Dès 2012, un décret relatif à la répartition des frais de chauffage a contraint les syndicats de copropriété à s’équiper, lorsque c’était possible et rentable, d’outils permettant de déterminer la quantité de chaleur utilisée pour chaque logement et ce, avant fin 2017. Depuis, d’autres textes législatifs sont passés par là, afin d’aménager la mesure et de donner plus de temps aux immeubles pour s’équiper. La loi Élan du 23 novembre 2018, complétée par un décret du 22 mai 2019 et un arrêté du 6 septembre 2019, a notamment apporté diverses modifications au dispositif.

Compteurs ou répartiteurs

La règle de base est la suivante : les immeubles doivent mettre en place un système permettant de déterminer la consommation de chauffage ou de refroidissement de chaque logement. Dans l’idéal, ce sont des compteurs individuels d’énergie thermique qui doivent être installés afin de déterminer la quantité de chaleur fournie par chaque appartement. Le problème, c’est que de tels travaux peuvent coûter très cher et ne sont pas forcément réalisables dans tous les bâtiments, comme le dénoncent depuis longtemps les associations de consommateurs et de défense des copropriétaires. Les textes publiés en 2019 posent par conséquent des exceptions.

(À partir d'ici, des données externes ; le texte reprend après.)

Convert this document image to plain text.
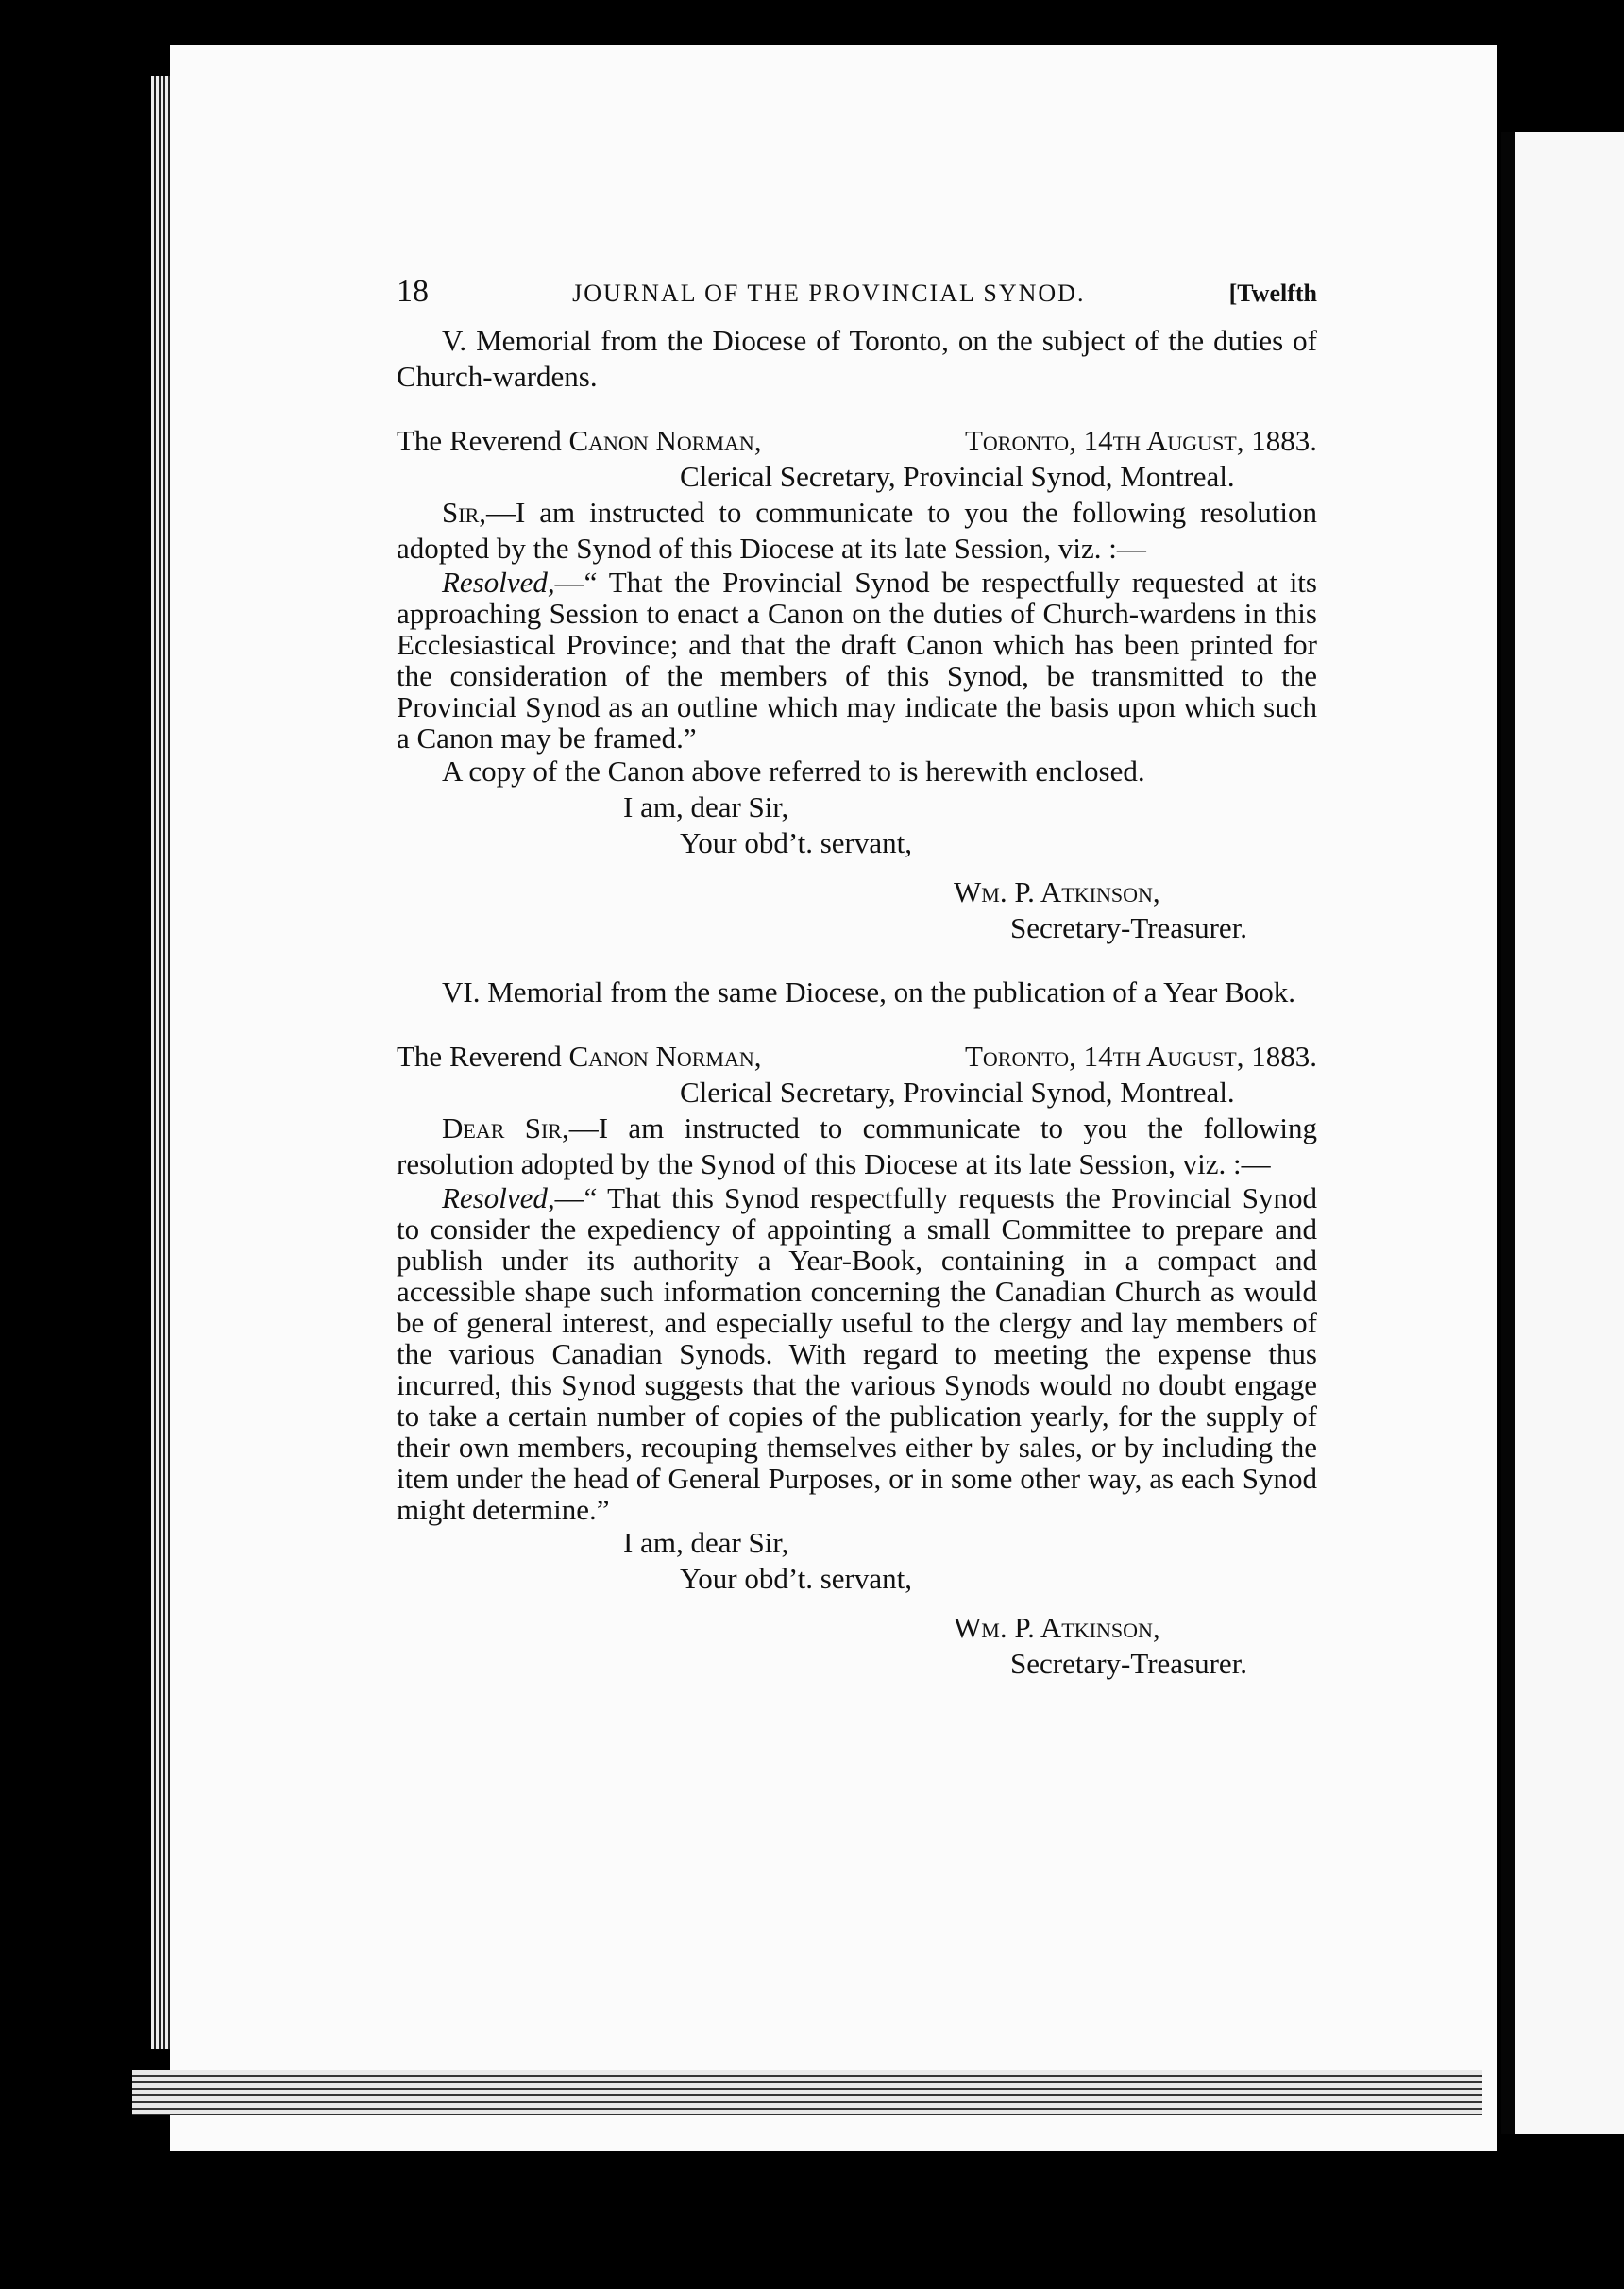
18	JOURNAL OF THE PROVINCIAL SYNOD.	[Twelfth

V. Memorial from the Diocese of Toronto, on the subject of the duties of Church-wardens.

The Reverend Canon Norman,	Toronto, 14th August, 1883.

Clerical Secretary, Provincial Synod, Montreal.

Sir,—I am instructed to communicate to you the following resolution adopted by the Synod of this Diocese at its late Session, viz. :—

Resolved,—“ That the Provincial Synod be respectfully requested at its approaching Session to enact a Canon on the duties of Church-wardens in this Ecclesiastical Province; and that the draft Canon which has been printed for the consideration of the members of this Synod, be transmitted to the Provincial Synod as an outline which may indicate the basis upon which such a Canon may be framed.”

A copy of the Canon above referred to is herewith enclosed.

I am, dear Sir,

Your obd’t. servant,

Wm. P. Atkinson,

Secretary-Treasurer.

VI. Memorial from the same Diocese, on the publication of a Year Book.

The Reverend Canon Norman,	Toronto, 14th August, 1883.

Clerical Secretary, Provincial Synod, Montreal.

Dear Sir,—I am instructed to communicate to you the following resolution adopted by the Synod of this Diocese at its late Session, viz. :—

Resolved,—“ That this Synod respectfully requests the Provincial Synod to consider the expediency of appointing a small Committee to prepare and publish under its authority a Year-Book, containing in a compact and accessible shape such information concerning the Canadian Church as would be of general interest, and especially useful to the clergy and lay members of the various Canadian Synods. With regard to meeting the expense thus incurred, this Synod suggests that the various Synods would no doubt engage to take a certain number of copies of the publication yearly, for the supply of their own members, recouping themselves either by sales, or by including the item under the head of General Purposes, or in some other way, as each Synod might determine.”

I am, dear Sir,

Your obd’t. servant,

Wm. P. Atkinson,

Secretary-Treasurer.
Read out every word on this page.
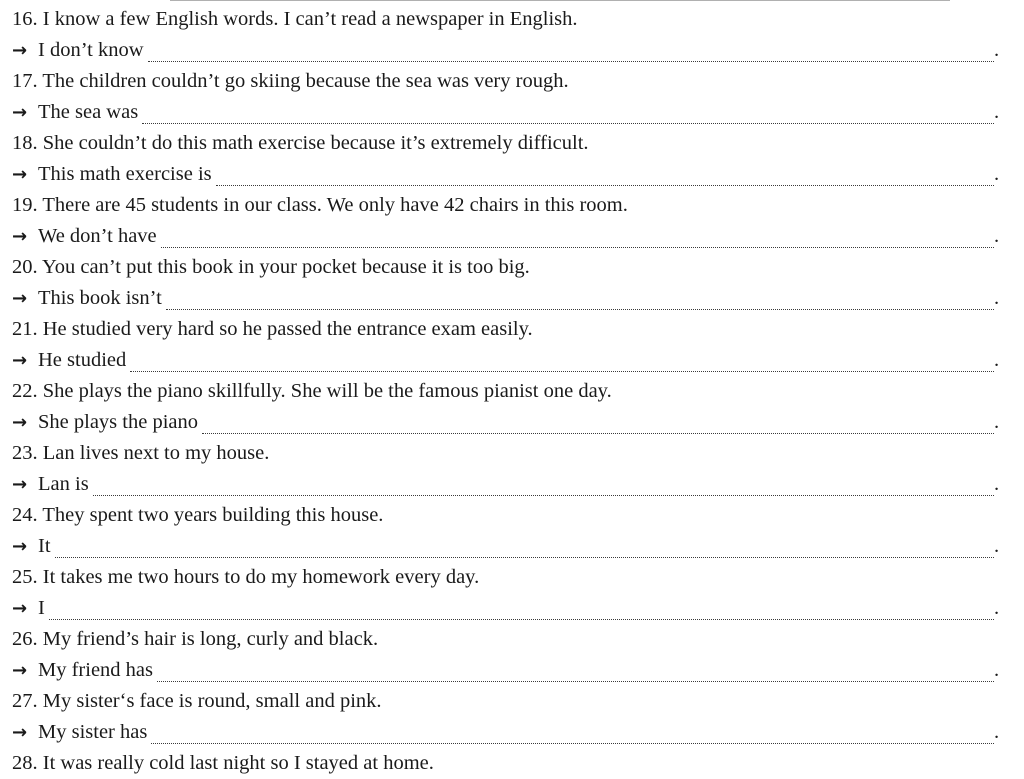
16. I know a few English words. I can’t read a newspaper in English.
→ I don’t know	.
17. The children couldn’t go skiing because the sea was very rough.
→ The sea was	.
18. She couldn’t do this math exercise because it’s extremely difficult.
→ This math exercise is	.
19. There are 45 students in our class. We only have 42 chairs in this room.
→ We don’t have	.
20. You can’t put this book in your pocket because it is too big.
→ This book isn’t	.
21. He studied very hard so he passed the entrance exam easily.
→ He studied	.
22. She plays the piano skillfully. She will be the famous pianist one day.
→ She plays the piano	.
23. Lan lives next to my house.
→ Lan is	.
24. They spent two years building this house.
→ It	.
25. It takes me two hours to do my homework every day.
→ I	.
26. My friend’s hair is long, curly and black.
→ My friend has	.
27. My sister‘s face is round, small and pink.
→ My sister has	.
28. It was really cold last night so I stayed at home.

Si la pose de compteurs individuels n’est techniquement pas possible ou qu’elle entraîne « un coût excessif au regard des économies attendues », l’immeuble doit opter pour des répartiteurs de chauffage afin de mesurer la consommation de chaleur à chaque radiateur. Il n’y a que si elle justifie que les difficultés financières ou techniques sont identiques avec ces équipements que la copropriété pourra s’exonérer totalement de son obligation. Seules deux catégories de bâtiments échappent directement à cette législation : les logements foyers et les immeubles dont la consommation de chauffage ne dépasse pas 80 kWh/m2/an. Côté délai, une nouvelle échéance est donnée puisque la date de mise en service des appareils doit avoir lieu avant le 25 octobre 2020.